JavaScript/React Native array(objects) sort

Question

I'm starting with react-native building an app to track lap times from my RC Cars. I have an arduino with TCP connection (server) and for each lap, this arduino sends the current time/lap for all connected clients like this:

{"tx_id":33,"last_time":123456,"lap":612}

In my program (in react-native), I have one state called dados with this struct:

dados[tx_id] = {
  tx_id: <tx_id>, 
  last_time:,
  best_lap:0,
  best_time:0,
  diff:0,
  laps:[]
};

This program connects to arduino and when receive some data, just push to this state. More specific in laps array of each transponder. Finally, I get something like this:

dados[33] = {
  tx_id:33,
  last_time: 456,
  best_lap: 3455,
  best_time: 32432,
  diff: 32,
  laps: [{lap:1,time:1234},{lap:2,time:32323},{lap:3,time:3242332}]
}
dados[34] = {
  tx_id:34,
  last_time: 123,
  best_lap: 32234,
  best_time: 335343,
  diff: 10,
  laps: [{lap:1,time:1234},{lap:2,time:32323},{lap:3,time:3242332}]
}
dados[35] = {
  tx_id:35,
  last_time: 789,
  best_lap: 32234,
  best_time: 335343,
  diff: 8,
  laps: [{lap:1,time:1234},{lap:2,time:32323},{lap:3,time:3242332},{lap:4,time:343232}]
}

This data in rendered to View's using map function (not a FlatList). My problem now is that I need to order this before printing on screen.

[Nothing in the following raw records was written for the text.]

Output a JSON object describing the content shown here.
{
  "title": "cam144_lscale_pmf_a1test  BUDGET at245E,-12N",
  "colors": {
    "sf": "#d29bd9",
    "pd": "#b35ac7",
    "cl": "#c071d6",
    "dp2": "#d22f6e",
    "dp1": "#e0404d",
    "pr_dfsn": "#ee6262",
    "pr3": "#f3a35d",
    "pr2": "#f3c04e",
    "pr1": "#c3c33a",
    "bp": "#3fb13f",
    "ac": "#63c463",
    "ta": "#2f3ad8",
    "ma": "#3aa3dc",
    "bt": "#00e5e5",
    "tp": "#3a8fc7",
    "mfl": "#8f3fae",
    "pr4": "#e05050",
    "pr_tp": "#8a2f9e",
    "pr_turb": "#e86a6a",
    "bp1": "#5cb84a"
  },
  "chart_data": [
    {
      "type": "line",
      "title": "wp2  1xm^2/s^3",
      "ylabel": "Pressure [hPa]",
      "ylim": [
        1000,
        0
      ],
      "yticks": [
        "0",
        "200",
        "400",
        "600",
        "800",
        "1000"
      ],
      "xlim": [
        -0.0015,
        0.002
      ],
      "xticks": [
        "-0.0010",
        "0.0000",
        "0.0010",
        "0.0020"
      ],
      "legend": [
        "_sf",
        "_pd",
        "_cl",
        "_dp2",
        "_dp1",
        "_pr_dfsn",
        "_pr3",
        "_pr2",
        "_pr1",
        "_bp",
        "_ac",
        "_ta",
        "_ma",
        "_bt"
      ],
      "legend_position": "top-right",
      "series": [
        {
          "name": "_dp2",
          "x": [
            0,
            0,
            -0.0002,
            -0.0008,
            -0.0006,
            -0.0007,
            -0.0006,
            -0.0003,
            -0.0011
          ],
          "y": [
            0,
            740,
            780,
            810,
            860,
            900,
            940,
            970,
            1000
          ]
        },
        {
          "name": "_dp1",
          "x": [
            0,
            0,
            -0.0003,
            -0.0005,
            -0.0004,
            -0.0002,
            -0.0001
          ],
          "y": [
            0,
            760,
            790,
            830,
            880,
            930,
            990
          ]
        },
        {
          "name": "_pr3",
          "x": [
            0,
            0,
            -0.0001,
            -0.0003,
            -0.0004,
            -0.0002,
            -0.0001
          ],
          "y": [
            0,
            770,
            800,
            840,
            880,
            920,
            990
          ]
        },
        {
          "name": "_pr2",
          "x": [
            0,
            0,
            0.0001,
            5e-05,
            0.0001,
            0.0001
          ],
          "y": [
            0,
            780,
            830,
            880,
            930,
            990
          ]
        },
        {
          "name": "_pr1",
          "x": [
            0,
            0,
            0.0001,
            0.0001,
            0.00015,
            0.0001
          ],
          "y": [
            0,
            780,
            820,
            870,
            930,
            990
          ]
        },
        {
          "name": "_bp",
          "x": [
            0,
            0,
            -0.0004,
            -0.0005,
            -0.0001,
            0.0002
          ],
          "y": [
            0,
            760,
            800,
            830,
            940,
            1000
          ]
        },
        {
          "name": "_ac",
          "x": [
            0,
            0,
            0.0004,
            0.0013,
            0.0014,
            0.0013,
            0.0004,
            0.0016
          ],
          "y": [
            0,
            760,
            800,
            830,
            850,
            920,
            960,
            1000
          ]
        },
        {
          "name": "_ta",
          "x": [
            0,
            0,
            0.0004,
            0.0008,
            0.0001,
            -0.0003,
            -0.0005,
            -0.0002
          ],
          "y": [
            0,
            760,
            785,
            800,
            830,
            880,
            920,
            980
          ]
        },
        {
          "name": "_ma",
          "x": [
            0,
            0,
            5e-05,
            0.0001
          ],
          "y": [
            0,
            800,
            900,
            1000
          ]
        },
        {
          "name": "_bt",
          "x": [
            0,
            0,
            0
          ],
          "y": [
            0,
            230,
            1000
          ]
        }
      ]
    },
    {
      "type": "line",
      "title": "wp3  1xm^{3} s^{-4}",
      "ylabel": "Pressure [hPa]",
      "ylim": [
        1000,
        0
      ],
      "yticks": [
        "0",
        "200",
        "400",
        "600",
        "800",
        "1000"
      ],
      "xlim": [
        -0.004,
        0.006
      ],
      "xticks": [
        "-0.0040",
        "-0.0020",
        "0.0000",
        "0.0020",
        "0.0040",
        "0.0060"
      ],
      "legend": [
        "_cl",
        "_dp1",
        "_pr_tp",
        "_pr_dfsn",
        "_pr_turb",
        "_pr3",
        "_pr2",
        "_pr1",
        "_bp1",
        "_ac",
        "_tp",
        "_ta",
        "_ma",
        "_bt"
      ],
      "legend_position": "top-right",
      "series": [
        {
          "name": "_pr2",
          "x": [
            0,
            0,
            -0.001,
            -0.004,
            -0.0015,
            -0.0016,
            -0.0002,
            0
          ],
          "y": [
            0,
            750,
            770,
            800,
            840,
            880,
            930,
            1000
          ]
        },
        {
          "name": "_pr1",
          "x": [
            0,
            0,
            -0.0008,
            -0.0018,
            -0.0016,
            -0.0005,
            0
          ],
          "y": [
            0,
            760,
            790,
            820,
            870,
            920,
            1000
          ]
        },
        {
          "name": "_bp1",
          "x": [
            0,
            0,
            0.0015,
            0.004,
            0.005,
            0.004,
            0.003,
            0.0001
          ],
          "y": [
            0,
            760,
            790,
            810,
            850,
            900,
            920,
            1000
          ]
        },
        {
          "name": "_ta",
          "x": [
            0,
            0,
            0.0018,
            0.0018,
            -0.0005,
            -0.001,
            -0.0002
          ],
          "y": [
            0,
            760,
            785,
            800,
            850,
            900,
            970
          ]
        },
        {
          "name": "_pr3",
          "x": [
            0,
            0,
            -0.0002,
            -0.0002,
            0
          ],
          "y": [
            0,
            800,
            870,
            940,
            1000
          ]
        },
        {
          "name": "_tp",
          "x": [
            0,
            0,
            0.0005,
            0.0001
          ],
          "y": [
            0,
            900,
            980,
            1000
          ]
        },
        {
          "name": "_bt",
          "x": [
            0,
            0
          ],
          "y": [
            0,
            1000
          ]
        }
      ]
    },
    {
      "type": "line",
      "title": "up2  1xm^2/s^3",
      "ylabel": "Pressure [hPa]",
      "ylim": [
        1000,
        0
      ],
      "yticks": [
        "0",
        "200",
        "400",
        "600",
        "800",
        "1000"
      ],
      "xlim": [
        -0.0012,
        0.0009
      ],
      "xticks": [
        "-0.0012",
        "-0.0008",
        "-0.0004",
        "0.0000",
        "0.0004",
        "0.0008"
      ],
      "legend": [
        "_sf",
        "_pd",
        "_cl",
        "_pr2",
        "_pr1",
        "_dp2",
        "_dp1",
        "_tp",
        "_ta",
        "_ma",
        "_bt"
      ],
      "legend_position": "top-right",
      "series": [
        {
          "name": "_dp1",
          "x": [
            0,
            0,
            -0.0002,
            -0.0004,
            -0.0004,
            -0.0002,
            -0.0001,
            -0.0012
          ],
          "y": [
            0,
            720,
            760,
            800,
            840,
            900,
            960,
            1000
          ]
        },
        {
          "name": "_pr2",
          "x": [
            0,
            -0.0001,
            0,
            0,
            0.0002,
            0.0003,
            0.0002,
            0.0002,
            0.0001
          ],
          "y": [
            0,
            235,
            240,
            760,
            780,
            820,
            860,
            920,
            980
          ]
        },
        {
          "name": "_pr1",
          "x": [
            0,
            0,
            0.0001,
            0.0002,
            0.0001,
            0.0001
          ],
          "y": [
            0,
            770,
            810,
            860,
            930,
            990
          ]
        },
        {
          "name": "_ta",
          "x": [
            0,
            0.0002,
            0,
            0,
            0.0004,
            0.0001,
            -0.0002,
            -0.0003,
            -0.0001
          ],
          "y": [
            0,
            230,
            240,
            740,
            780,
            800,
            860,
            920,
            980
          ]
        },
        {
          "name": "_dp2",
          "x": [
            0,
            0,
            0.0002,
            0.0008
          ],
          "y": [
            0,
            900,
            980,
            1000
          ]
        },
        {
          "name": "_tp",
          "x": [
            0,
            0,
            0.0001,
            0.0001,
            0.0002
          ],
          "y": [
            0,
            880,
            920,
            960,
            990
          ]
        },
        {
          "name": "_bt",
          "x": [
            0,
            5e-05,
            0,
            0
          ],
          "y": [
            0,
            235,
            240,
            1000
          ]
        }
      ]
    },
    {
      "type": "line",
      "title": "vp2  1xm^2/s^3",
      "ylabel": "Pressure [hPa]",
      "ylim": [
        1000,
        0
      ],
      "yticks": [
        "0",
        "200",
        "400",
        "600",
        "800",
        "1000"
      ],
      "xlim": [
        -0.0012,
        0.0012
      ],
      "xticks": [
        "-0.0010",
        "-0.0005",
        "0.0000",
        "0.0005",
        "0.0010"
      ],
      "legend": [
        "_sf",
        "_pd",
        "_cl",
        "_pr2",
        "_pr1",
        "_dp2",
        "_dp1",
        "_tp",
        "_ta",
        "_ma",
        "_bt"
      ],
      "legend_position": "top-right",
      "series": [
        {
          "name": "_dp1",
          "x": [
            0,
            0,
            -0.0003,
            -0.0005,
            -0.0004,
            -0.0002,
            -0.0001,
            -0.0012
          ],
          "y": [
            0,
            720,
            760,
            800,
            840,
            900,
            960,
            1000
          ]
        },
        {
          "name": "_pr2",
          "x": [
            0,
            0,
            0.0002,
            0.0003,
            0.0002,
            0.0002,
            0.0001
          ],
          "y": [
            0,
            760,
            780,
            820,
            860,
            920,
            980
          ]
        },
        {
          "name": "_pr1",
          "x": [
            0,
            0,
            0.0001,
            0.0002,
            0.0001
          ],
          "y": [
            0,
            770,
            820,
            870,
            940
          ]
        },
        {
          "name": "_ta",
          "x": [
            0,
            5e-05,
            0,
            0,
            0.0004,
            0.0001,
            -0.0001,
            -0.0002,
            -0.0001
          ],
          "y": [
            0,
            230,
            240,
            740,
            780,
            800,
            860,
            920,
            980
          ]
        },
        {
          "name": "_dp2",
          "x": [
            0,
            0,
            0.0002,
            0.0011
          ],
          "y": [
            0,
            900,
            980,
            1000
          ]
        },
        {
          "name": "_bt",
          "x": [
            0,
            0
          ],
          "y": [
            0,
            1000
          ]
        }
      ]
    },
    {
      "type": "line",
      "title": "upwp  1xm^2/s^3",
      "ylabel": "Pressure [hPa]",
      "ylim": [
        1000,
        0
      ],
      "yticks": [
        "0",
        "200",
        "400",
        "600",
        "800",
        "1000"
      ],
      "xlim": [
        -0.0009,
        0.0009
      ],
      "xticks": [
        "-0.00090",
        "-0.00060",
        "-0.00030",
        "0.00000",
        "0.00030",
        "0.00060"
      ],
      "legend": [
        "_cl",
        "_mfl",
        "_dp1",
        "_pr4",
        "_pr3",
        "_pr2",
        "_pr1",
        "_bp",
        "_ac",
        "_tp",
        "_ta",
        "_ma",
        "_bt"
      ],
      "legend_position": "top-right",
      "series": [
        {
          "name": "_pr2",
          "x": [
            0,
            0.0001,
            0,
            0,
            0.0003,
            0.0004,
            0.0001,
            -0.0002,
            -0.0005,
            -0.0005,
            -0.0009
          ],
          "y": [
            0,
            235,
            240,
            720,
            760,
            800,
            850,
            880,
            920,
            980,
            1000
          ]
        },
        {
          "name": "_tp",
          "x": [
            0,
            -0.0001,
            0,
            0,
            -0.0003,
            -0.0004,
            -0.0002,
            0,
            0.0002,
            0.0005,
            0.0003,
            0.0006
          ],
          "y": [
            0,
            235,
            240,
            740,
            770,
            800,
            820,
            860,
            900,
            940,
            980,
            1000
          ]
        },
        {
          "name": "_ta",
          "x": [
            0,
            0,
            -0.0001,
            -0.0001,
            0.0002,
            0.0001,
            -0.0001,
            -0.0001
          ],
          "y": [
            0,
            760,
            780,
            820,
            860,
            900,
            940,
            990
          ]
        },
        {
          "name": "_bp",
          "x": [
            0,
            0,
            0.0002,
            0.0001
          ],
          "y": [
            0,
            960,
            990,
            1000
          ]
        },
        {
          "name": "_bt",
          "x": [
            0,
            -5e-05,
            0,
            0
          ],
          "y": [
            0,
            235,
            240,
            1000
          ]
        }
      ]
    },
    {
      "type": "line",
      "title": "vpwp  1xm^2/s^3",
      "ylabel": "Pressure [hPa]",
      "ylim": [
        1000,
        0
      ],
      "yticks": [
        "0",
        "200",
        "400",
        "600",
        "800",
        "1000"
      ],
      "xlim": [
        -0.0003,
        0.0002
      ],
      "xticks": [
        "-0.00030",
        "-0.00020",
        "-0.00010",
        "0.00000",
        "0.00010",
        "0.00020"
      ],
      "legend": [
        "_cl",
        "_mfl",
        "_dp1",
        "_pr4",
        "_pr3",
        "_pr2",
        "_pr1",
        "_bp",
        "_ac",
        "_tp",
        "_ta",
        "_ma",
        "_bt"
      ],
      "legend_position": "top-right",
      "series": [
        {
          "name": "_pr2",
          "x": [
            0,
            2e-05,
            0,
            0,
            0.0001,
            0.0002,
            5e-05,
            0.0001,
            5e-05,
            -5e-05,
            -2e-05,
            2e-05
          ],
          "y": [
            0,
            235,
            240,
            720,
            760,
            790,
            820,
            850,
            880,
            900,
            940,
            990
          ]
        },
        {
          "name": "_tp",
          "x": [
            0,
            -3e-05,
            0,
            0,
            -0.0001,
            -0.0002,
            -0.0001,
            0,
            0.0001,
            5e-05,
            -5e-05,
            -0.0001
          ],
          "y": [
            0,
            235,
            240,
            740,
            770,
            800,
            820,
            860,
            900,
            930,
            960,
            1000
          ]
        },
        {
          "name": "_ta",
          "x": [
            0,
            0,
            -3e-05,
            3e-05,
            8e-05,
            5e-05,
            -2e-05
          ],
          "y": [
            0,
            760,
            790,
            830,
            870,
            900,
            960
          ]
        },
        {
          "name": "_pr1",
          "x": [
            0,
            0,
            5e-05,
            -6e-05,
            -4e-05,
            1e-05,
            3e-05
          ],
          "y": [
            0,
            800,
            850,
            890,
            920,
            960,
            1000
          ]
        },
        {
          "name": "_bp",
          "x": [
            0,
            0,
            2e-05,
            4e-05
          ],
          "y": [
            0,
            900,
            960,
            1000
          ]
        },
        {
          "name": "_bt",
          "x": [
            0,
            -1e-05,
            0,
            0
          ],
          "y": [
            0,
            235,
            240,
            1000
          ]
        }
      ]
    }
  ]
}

Now, with this code, data are printed using tx_id as order, since it's the key for main array. Is there a way to order this array using number of elements in laps property and the second option to sort, use last_time property of element?

In this case, the last tx of my example (35) would be the first in the list because it has one lap more than other elements. The second item would be 34 (because of last_time). And the third would be tx 33.

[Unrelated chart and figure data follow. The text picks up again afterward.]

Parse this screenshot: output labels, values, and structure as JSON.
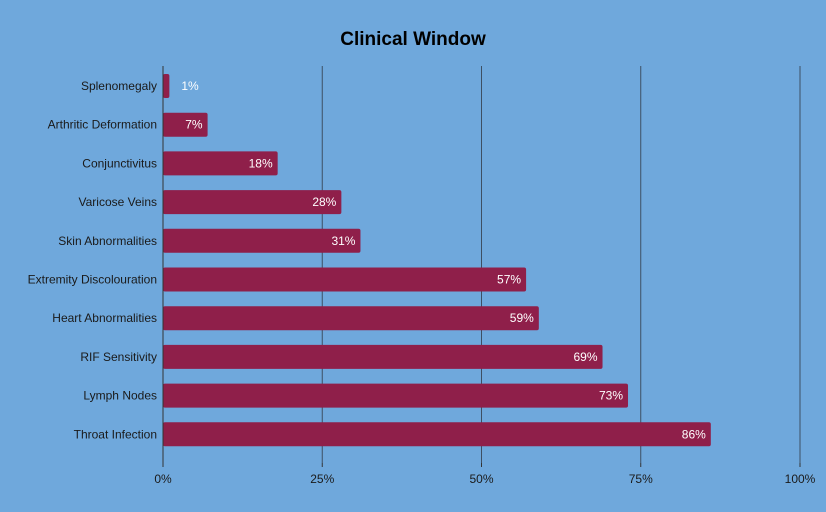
{
  "chart_data": {
    "type": "bar",
    "orientation": "horizontal",
    "title": "Clinical Window",
    "xlabel": "",
    "ylabel": "",
    "categories": [
      "Splenomegaly",
      "Arthritic Deformation",
      "Conjunctivitus",
      "Varicose Veins",
      "Skin Abnormalities",
      "Extremity Discolouration",
      "Heart Abnormalities",
      "RIF Sensitivity",
      "Lymph Nodes",
      "Throat Infection"
    ],
    "values": [
      1,
      7,
      18,
      28,
      31,
      57,
      59,
      69,
      73,
      86
    ],
    "value_labels": [
      "1%",
      "7%",
      "18%",
      "28%",
      "31%",
      "57%",
      "59%",
      "69%",
      "73%",
      "86%"
    ],
    "xlim": [
      0,
      100
    ],
    "x_ticks": [
      0,
      25,
      50,
      75,
      100
    ],
    "x_tick_labels": [
      "0%",
      "25%",
      "50%",
      "75%",
      "100%"
    ],
    "grid": "vertical",
    "legend": "none",
    "colors": {
      "background": "#6fa8dc",
      "bar": "#8f1f4a",
      "grid": "#3d4f63",
      "axis": "#333333",
      "title": "#000000",
      "label": "#1a1a1a",
      "value_label": "#ffffff"
    }
  }
}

Is there any way to to this in JavaScript, or I need to create a custom functions and check every item in recursive way?!

Answer 1

Tks @crackhead420

While waiting for reply to this question, I just found what you said.... :)

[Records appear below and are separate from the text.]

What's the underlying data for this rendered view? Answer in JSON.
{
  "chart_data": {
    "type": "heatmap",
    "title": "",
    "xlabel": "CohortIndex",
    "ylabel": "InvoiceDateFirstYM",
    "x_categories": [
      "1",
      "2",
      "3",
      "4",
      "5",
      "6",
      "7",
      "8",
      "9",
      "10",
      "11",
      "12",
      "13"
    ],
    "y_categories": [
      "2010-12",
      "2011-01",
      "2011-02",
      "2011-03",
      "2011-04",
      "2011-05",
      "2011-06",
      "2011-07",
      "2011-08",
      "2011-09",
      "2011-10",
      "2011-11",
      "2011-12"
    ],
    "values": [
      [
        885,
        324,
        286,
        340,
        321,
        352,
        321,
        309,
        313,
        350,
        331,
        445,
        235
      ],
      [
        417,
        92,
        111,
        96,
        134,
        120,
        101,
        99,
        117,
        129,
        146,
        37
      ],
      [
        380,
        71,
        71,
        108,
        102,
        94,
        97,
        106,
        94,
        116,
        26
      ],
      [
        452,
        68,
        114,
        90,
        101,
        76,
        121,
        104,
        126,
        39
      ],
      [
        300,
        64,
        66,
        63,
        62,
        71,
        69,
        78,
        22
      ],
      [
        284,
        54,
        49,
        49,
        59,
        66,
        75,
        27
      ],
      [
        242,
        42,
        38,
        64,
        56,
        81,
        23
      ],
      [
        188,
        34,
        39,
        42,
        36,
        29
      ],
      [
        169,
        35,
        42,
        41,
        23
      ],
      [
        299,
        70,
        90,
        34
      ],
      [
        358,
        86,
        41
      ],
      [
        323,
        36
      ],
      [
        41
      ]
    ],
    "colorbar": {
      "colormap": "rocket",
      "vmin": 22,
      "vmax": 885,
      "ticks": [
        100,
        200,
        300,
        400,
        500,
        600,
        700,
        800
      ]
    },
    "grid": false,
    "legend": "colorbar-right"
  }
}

This is my final teste/solution that worked:

var t_teste = this.state.teste;
    t_teste[33] = {tx_id: 33, last_time:998,best_lap:2,best_time:123,diff:0,laps:[{lap:1,time:123},{lap:2,time:456}]};
    t_teste[34] = {tx_id: 34, last_time:123,best_lap:2,best_time:123,diff:0,laps:[{lap:1,time:123},{lap:2,time:456}]};
    t_teste[35] = {tx_id: 35, last_time:456,best_lap:2,best_time:123,diff:0,laps:[{lap:1,time:123},{lap:2,time:456},{lap:3,time:423}]};
    t_teste[36] = {tx_id: 36, last_time:789,best_lap:2,best_time:123,diff:0,laps:[{lap:1,time:123},{lap:2,time:456}]};

    console.log('Teste original: ',JSON.stringify(t_teste));

    var saida = t_teste.sort(function(a, b) {
      if (a.laps.length > b.laps.length) {
        return -1;
      }
      if (a.laps.length < b.laps.length) {
        return 1;
      }
      // In this case, the laps are equal....so let's check last_time
      if (a.last_time < b.last_time) {
        return -1; // fastest lap (less time) first!
      }
      if (a.last_time > b.last_time) {
        return 1;
      }
      // Return the same
      return 0;

    });

    console.log('Teste novo: ',JSON.stringify(saida));

Answer 2

Using some simple helper functions, this is definitely possible:

const data = [{tx_id:33,last_time:456,best_lap:3455,best_time:32432,diff:32,laps:[{lap:1,time:1234},{lap:2,time:32323},{lap:3,time:3242332}]},{tx_id:34,last_time:123,best_lap:32234,best_time:335343,diff:10,laps:[{lap:1,time:1234},{lap:2,time:32323},{lap:3,time:3242332}]},{tx_id:35,last_time:789,best_lap:32234,best_time:335343,diff:8,laps:[{lap:1,time:1234},{lap:2,time:32323},{lap:3,time:3242332},{lap:4,time:343232}]}]

const sortBy = fn => (a, b) => -(fn(a) < fn(b)) || +(fn(a) > fn(b))
const sortByLapsLength = sortBy(o => o.laps.length)
const sortByLastTime = sortBy(o => o.last_time)
const sortFn = (a, b) => -sortByLapsLength(a, b) || sortByLastTime(a, b)

data.sort(sortFn)

// show new order of `tx_id`s
console.log(data.map(o => o.tx_id))

sortBy() (more explanation at the link) accepts a function that selects a value as the sorting criteria of a given object. This value must be a string or a number. sortBy() then returns a function that, given two objects, will sort them in ascending order when passed to Array.prototype.sort(). sortFn() uses two of these functions with a logical OR || operator to employ short-circuiting behavior and sort first by laps.length (in descending order, thus the negation -), and then by last_time if two objects' laps.length are equal.

Answer 3

Its possible to sort an object array by theire values:

dados.sort(function(a, b) {
   return a.last_time - b.last_time;
});